In solchen Nächten liege ich lange wach, aber wachsam bin ich deswegen noch lange nicht.
Im Gegenteil: Diese Schlaflosigkeit erschöpft mich, lässt mich müde bleiben und raubt mir die Kraft für echte Aufmerksamkeit, für Wachsamkeit.
Manchmal ist es gerade die Erschöpfung und Müdigkeit, die unsere Augen und unseren Geist trübt und unseren Blick verengt.
Ich bin mittlerweile mehr und mehr davon überzeugt:
guter Schlaf und und echte Wachsamkeit sind sich näher, als wir manchmal meinen – wie zwei Geschwister, die einander brauchen.
Wachsam wird, wer Raum schafft:
weniger Lärm im Kopf, weniger Ablenkung, weniger dieses rastlose Hin-und-Her;
dafür mehr Momente, in denen wir wirklich anwesend sind.
Ein paar Minuten Stille am Morgen.
Ein Gespräch, das nicht oberflächlich bleibt.
Ein Gebet – allein oder gemeinsam -, das uns erdet;
kleine geistliche Pausen, die uns wieder spüren lassen, was wirklich wichtig ist.

Und zugleich:
Der Advent lebt auch von dem, was uns seit Kindertagen trägt:
vom Ritual des Kerzenanzündens, von Liedern, die man auswendig kann, vom Plätzchengeruch, der sofort innere Bilder weckt.
Diese einfachen Dinge haben uns damals geholfen, die Zeit bis Weihnachten zu „spüren“, ohne dass wir vom Verstand her erfasst hätten, was die Menschwerdung Gottes bedeutet.

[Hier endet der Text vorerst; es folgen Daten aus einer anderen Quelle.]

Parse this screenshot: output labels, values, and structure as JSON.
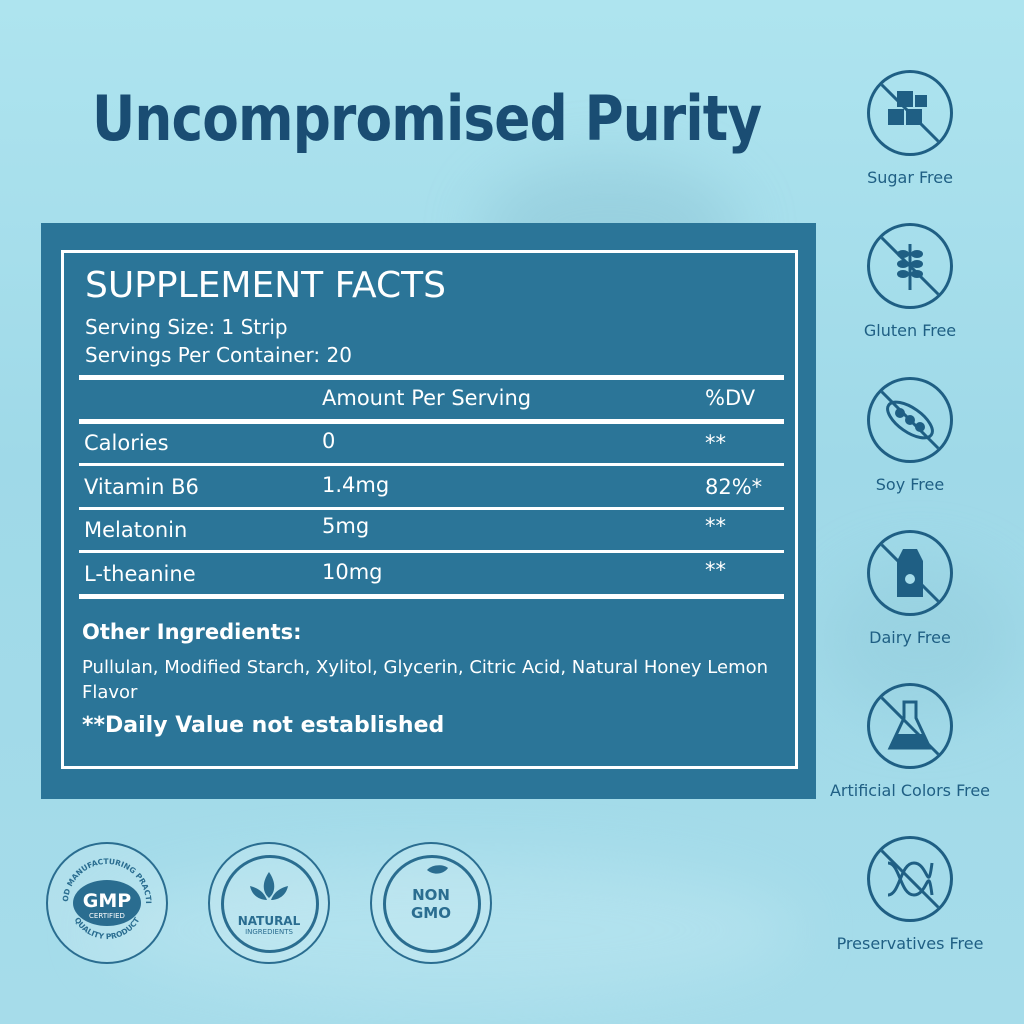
{
  "headline": "Uncompromised Purity",
  "facts": {
    "title": "SUPPLEMENT FACTS",
    "serving_size": "Serving Size: 1 Strip",
    "servings_per_container": "Servings Per Container: 20",
    "header_amount": "Amount Per Serving",
    "header_dv": "%DV",
    "rows": [
      {
        "name": "Calories",
        "amount": "0",
        "dv": "**"
      },
      {
        "name": "Vitamin B6",
        "amount": "1.4mg",
        "dv": "82%*"
      },
      {
        "name": "Melatonin",
        "amount": "5mg",
        "dv": "**"
      },
      {
        "name": "L-theanine",
        "amount": "10mg",
        "dv": "**"
      }
    ],
    "other_title": "Other Ingredients:",
    "other_text": "Pullulan, Modified Starch, Xylitol, Glycerin, Citric Acid, Natural Honey Lemon Flavor",
    "dv_note": "**Daily Value not established"
  },
  "badges": [
    {
      "label": "Sugar Free",
      "icon": "sugar-cubes-icon"
    },
    {
      "label": "Gluten Free",
      "icon": "wheat-icon"
    },
    {
      "label": "Soy Free",
      "icon": "soybean-icon"
    },
    {
      "label": "Dairy Free",
      "icon": "milk-carton-icon"
    },
    {
      "label": "Artificial Colors Free",
      "icon": "flask-icon"
    },
    {
      "label": "Preservatives Free",
      "icon": "dna-icon"
    }
  ],
  "seals": {
    "gmp": {
      "main": "GMP",
      "sub": "CERTIFIED",
      "ring_top": "GOOD MANUFACTURING PRACTICE",
      "ring_bottom": "QUALITY PRODUCT"
    },
    "natural": {
      "line1": "NATURAL",
      "line2": "INGREDIENTS"
    },
    "nongmo": {
      "line1": "NON",
      "line2": "GMO"
    }
  },
  "colors": {
    "panel": "#2b7598",
    "headline": "#1a4d73",
    "icon": "#1f5f84",
    "background": "#a6dcea"
  }
}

Vielleicht dürfen wir sie heute wieder neu zulassen – nicht aus Nostalgie, sondern weil sie unser Herz empfänglich machen für das, was Gott sagen will.
Wenn wir beides verbinden – die bewusste Wachsamkeit der Erwachsenen und das staunende Herz unserer Kindheit –, dann kann dieser Advent mehr sein als nur Vorweihnachtstrubel.
Er kann eine Zeit werden, in der wir entdecken, wie Gott mitten in unserem Alltag leise Schritte macht.
Eine Zeit, in der wir lernen, zu horchen, zu hoffen und uns berühren zu lassen.
Eine Zeit, in der wir wach werden – für das Licht, das unterwegs ist zu uns.